Europe alone has more than 100 private IXPs, including a physical Point of Presence of the Russian-owned Moscow Exchange in Riga, Latvia.
Disabling peerings at the IXP level means that Internet traffic from Russia, including cyber attackers, trolls and misinformers, will be funnelled into a smaller number of access points. Thus, it will be easier to monitor traffic, identify Russian cyber troops, and negate their actions.
The measure will also hit Russian internet users, slowing down their access to international Internet resources.
The measure would also reduce the amount of non-Russian internet traffic going through the Russian internet system, which should at this time be considered highly hostile.
Who should enact the sanctions
Technically, these measures would be taken by private companies:
- Software companies making web browsers (incl.
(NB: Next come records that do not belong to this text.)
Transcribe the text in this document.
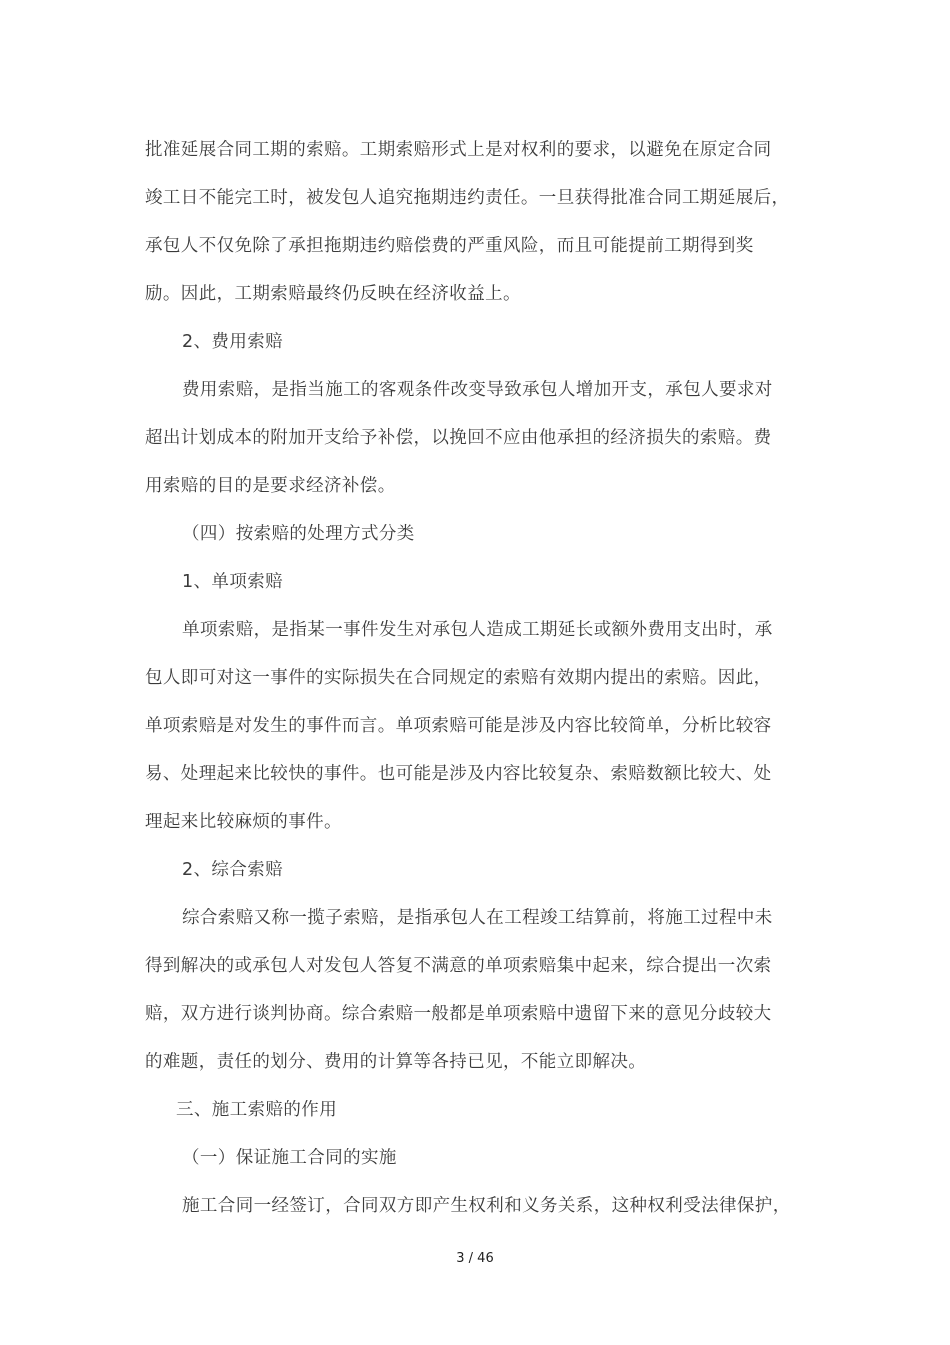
批准延展合同工期的索赔。工期索赔形式上是对权利的要求，以避免在原定合同
竣工日不能完工时，被发包人追究拖期违约责任。一旦获得批准合同工期延展后，
承包人不仅免除了承担拖期违约赔偿费的严重风险，而且可能提前工期得到奖
励。因此，工期索赔最终仍反映在经济收益上。
2、费用索赔
费用索赔，是指当施工的客观条件改变导致承包人增加开支，承包人要求对
超出计划成本的附加开支给予补偿，以挽回不应由他承担的经济损失的索赔。费
用索赔的目的是要求经济补偿。
（四）按索赔的处理方式分类
1、单项索赔
单项索赔，是指某一事件发生对承包人造成工期延长或额外费用支出时，承
包人即可对这一事件的实际损失在合同规定的索赔有效期内提出的索赔。因此，
单项索赔是对发生的事件而言。单项索赔可能是涉及内容比较简单，分析比较容
易、处理起来比较快的事件。也可能是涉及内容比较复杂、索赔数额比较大、处
理起来比较麻烦的事件。
2、综合索赔
综合索赔又称一揽子索赔，是指承包人在工程竣工结算前，将施工过程中未
得到解决的或承包人对发包人答复不满意的单项索赔集中起来，综合提出一次索
赔，双方进行谈判协商。综合索赔一般都是单项索赔中遗留下来的意见分歧较大
的难题，责任的划分、费用的计算等各持已见，不能立即解决。
三、施工索赔的作用
（一）保证施工合同的实施
施工合同一经签订，合同双方即产生权利和义务关系，这种权利受法律保护，
3 / 46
Apple, Google, Microsoft, Mozilla, Opera);
- Providers of Internet security certificates (Certificate Authorities or CAs) to verify that a website is secure;
- Private Internet exchange providers (IXPs).
Some internet companies have already enacted these initiatives of their own accord – as exemplified in March by London Internet Exchange (LINX), one of the largest peering points, which has decided to stop routing for Russian ISPs Rostelecom and MegaFon.
However, most private players will not implement these measures spontaneously. They should be pushed to act under public pressure or be constrained by the appropriate public authorities at the national or EU levels.
Strong, but not destructive
While effectively constraining Russia’s cyberwar capacities and limiting the flows of online disinformation from this country, the suggested measures are not destructive.
They would not harm access to essential data and infrastructure. Neither Russian schools, hospitals, railroads, nor even military installations will be affected – even though it might slow them down.
The reason is that Russia has already built its “parallel Internet” to protect its sensitive infrastructure. Since 2014, when the first economic sanctions-hit Russia as a response to its annexation of Crimea, Russia has been building its own internet infrastructure.
Runet’s design and model are similar to the dark web and onion. They do not depend on the global mainstream Internet. They were tested as early as 2017 to serve local pages in case of disruption. It is now primarily functional.
The suggested sanctions are reversible – can be withdrawn when peace emerges.
True, these digital sanctions will inconvenience not only hackers but also people within Russia by making the Internet slower. But those who will seek out information abroad will not be cut off from it. And the Russian population will ultimately benefit from the regime’s fall, which is the true target of these digital sanctions.